History


Hartsdale Pet Cemetery was founded in 1896 to address the growing need for a secure and dignified resting place for the pets of New York City.

The idea of a burial ground for animals patterned after those catering to people was first proposed by Emily Berthet, an accomplished equestrienne and emancipated “New Woman.” To realize her dream, she partnered with Dr. Samuel Johnson, Manhattan’s preeminent veterinary surgeon and proprietor of the first state-of-the art hospital for animals in the city. Emily’s estate of five hillside acres in the village of Hartsdale, just twenty miles north of the city by train, presented the ideal location—and Dr. Johnson, with his brilliant business acumen and clientele of devout pet owners, was the perfect individual to steward the revolutionary endeavor.

Today Hartsdale is the oldest continuously operated pet cemetery in the world and the final resting place for over 80,000 animals, including not only dogs and cats but horses, birds, primates, myriad smaller pets, and even a lion who lived at the Plaza Hotel.
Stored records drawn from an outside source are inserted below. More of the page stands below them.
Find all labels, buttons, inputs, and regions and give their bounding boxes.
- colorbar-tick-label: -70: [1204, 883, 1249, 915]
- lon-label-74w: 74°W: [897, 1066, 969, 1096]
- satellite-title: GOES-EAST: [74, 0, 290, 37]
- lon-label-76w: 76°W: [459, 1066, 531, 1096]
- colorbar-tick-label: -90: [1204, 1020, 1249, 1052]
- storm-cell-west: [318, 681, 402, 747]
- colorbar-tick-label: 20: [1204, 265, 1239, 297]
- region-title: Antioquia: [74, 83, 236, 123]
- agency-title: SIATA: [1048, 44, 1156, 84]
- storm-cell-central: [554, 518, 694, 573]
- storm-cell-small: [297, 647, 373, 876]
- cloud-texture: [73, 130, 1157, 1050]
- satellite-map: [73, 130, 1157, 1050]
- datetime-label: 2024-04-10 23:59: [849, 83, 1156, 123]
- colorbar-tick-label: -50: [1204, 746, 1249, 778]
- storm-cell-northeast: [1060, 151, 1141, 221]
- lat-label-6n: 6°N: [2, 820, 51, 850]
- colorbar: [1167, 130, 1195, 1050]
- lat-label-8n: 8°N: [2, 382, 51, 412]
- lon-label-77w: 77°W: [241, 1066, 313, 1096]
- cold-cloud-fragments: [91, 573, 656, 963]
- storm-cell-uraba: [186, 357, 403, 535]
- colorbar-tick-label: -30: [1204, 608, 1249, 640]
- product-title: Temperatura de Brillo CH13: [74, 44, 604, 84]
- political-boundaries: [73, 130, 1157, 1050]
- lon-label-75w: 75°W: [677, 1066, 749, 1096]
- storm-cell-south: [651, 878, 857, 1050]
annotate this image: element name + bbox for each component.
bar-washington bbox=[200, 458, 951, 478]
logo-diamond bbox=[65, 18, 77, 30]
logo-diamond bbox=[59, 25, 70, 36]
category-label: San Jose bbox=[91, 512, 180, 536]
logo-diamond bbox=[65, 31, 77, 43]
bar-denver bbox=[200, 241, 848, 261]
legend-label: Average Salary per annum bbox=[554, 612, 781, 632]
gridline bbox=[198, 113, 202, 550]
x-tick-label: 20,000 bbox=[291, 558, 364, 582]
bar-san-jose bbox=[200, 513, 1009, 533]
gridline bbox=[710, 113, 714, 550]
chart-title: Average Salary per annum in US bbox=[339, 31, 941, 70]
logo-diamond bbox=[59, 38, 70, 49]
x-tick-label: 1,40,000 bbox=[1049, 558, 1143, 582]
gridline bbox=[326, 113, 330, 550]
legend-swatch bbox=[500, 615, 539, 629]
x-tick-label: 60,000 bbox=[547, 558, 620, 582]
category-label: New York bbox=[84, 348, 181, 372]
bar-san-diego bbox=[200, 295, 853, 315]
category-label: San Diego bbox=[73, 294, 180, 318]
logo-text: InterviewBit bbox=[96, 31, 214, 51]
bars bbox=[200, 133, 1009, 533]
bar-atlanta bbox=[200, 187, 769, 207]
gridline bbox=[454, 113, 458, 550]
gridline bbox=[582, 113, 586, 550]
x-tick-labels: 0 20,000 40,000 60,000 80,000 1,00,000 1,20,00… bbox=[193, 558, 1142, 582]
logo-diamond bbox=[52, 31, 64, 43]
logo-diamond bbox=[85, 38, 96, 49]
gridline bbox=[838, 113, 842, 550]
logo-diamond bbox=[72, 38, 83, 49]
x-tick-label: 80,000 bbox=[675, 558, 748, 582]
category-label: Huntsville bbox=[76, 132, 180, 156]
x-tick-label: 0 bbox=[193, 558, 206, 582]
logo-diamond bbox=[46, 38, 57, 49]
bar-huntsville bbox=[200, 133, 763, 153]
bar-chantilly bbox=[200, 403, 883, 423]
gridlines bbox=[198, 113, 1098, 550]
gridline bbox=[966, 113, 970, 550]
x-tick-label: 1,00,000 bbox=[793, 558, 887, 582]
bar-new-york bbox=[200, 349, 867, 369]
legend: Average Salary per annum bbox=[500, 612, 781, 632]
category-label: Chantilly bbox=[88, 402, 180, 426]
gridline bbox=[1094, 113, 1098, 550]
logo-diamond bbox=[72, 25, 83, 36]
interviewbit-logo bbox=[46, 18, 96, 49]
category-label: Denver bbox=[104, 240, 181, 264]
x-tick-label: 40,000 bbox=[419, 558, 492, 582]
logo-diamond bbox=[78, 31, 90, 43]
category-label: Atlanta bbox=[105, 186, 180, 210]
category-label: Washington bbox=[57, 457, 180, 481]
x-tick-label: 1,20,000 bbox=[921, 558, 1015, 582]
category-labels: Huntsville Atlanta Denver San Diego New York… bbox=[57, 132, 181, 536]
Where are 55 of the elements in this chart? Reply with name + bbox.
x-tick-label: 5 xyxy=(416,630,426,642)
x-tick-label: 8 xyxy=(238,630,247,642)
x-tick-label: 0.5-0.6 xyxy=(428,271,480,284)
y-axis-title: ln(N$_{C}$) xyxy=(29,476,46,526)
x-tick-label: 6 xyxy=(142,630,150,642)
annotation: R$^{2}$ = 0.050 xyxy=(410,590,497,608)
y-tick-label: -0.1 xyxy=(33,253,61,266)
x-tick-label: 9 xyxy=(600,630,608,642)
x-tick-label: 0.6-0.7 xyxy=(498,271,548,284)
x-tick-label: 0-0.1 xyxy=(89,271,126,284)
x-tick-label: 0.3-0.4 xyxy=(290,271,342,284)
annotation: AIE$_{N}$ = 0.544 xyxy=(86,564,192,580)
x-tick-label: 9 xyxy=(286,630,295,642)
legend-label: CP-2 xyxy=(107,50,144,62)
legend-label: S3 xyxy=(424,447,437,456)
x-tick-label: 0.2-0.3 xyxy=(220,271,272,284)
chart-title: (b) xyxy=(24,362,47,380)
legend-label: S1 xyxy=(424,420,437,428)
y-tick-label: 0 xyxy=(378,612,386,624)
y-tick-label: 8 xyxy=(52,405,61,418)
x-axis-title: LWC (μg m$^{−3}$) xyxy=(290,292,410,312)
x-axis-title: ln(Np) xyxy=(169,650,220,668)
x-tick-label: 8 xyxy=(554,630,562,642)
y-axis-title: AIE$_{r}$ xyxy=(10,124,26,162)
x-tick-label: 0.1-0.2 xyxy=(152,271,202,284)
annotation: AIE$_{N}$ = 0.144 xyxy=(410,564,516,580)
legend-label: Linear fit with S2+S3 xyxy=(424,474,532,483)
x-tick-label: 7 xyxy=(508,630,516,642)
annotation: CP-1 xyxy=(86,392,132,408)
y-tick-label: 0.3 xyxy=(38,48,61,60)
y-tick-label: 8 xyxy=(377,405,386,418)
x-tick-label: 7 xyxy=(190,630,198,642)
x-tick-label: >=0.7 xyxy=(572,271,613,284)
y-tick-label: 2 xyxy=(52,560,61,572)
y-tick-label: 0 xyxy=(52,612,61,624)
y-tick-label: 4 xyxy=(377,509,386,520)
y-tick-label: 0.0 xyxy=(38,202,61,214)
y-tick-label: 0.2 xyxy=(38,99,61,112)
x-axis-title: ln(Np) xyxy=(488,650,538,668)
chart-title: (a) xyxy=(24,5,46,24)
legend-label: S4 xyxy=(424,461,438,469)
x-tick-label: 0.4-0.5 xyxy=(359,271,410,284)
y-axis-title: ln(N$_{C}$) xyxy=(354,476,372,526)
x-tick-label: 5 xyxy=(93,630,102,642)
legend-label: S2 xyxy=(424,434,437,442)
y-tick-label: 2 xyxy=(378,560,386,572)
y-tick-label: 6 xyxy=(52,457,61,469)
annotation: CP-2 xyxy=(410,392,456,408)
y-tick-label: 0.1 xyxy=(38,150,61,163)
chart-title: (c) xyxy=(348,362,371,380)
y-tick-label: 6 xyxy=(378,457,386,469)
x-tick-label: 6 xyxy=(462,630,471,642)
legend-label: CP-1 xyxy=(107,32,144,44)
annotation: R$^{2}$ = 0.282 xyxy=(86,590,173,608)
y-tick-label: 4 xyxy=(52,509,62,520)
Many of our plot-holders have been equally distinguished, including Wall Street financiers, millionaire merchants and brew masters, socialites, entertainers, sports figures and champions of social justice, all of them coming to the “Peaceable Kingdom” to make final arrangements for their beloved animals.

Among our many finely crafted monuments you will find the largest above-ground mausoleum ever commissioned for pets, as well as America’s first publicly-funded memorial for the dogs of war, which was designed by the famous monumental architect Robert Caterson and features the sculptural work of Malvina Hoffman.

More recently, Hartsdale became the catalyst for passage of the first state legislation in the country to officially permit the interment of human cremated remains in pet cemeteries. And in 2013, the cemetery was added to the U.S. Department of the Interior’s National Register of Historic Places, making it the first and only animal burial ground to be recognized as a place of profound cultural significance. Additionally, it is the first pet cemetery in New York to receive accreditation from the International Association of Pet Cemeteries and Crematories, which cites the impeccable business and gravesite care practices first implemented by Dr. Johnson as the gold standard for a pet aftercare industry that today counts more than 800 animal cemeteries worldwide.